Hmm... meaning the corrupted area was not touched by the running fs.
Because if it had, the fs would have been remounted ro with a message
asking the user to run fsck.
Remember, ocfs2 is a journaled fs. So there is no need to run fsck
on a regular basis. If a node dies, the surviving node recovers the dead
node (replays it journal). So the parallel with a local fs is just not
there. For example, even with ext3, when its fsck runs on boot, it merely
replays the journal. But yes, it has other triggers like number of mounts
and time since the last fsck that cause it to run the force fsck.

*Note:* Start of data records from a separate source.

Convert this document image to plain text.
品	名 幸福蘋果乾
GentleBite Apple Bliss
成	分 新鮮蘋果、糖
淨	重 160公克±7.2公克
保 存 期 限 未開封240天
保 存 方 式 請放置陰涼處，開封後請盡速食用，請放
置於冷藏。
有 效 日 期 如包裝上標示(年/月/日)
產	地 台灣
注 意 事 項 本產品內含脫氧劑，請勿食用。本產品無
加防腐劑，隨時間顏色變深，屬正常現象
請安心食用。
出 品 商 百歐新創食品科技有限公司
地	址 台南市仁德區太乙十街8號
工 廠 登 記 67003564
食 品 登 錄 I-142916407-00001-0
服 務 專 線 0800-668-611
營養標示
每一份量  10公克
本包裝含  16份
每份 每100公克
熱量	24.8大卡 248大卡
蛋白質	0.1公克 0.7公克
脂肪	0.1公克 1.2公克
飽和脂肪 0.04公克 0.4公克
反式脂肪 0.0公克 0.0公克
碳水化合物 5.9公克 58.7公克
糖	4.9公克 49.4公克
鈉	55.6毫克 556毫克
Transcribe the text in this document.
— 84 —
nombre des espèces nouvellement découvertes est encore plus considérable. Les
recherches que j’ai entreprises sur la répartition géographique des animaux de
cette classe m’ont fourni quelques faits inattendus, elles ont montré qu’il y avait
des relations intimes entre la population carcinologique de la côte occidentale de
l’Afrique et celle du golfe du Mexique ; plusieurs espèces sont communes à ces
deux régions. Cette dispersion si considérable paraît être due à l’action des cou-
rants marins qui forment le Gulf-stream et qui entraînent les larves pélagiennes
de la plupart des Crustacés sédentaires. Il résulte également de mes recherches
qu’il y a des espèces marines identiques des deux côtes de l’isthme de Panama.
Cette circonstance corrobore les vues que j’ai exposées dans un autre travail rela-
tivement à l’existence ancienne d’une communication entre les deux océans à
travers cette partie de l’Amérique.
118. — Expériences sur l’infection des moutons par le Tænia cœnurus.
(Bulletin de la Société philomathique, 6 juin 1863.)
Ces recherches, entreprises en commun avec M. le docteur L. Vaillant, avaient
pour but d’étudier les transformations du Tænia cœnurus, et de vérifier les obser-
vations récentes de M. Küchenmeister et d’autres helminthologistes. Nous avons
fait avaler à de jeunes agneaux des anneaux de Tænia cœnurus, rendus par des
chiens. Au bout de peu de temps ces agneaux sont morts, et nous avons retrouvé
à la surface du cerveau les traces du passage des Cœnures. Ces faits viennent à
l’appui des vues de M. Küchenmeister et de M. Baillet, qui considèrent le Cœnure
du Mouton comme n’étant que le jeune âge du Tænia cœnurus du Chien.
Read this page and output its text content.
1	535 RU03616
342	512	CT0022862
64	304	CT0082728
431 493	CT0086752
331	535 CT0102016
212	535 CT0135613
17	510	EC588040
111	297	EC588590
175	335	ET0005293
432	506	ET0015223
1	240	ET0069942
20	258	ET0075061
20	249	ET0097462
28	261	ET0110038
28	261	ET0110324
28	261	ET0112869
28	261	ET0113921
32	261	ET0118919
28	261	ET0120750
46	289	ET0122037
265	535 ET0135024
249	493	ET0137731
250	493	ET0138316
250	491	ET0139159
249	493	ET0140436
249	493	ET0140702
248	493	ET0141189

While the number of mounts does not work for us, we could implement
something
with the time since last fsck run, and run force fsck during mount, whenever
the fs gets the opportunity to do so. Some thing to think about.
Sunil
Henrik Carlqvist wrote:> Thanks for a great file system!
>
> I have a two-node cluster working as a HA NFS server. This system has
> worked fine for almost a year, but recently I found that an ocfs2 file
> system had been corrupted and needed to be repaired with fsck.ocfs2.
>
> Even though I don't think that any data was lost I found that 4 of my
14
> ocfs2 partitions had some errors which were corrected by fsck.ocfs2. I
> then realized that these errors probably had been there since a rather
> long time ago when an UPS broke down. I also found that on my system fsck
> is never run on the ocfs2 file systems at reboot unless some kind of
> manual work was done to run fsck.
>
> On my Slackware system fsck is supposed to be run at an early stage in the
> boot scripts, but this doesn't apply to the ocfs2 file systems as o2cb
> hasn't been started at that time. At a late stage in the boot process
> /etc/init.d/o2cb and /etc/init.d/ocfs2 is called from rc.local. However
> the ocfs2 scripts mounts the file systems without checking them even
> if they haven't been cleanly unmounted.
>
> I realize that adding fsck.ocfs2 to the startup scripts might be a non
> trivial task, there are a few scenarios that has to be handled:
>
> 1) A nice controlled reboot of one node while the other node is running
>
> 2) Nice controlled reboot of both nodes at the same time
>
> 3) One node crashing for some reason while the other node is running
>
> 4) Both nodes crashing and rebooting at the same time
>
> Would it be OK to run fsck.ocfs2 on both nodes after the call to o2cb but
> before the call to /etc/init.d/ocfs2?
>
> If one node is still running I suppose that o2cb will prevent fsck.ocfs2
> from running as a node has the file systems mounted?
>
> What if both nodes reboot at the same time? Will o2cb make sure that only
> one node runs fsck on each file system? If one node tries to mount a file
> system which the other node is still running fsck on, will this mounting
> be delayed or aborted by o2cb?
>
> Thanks in advance for any advice regarding fsck and ocfs2!
>
> regards Henrik
>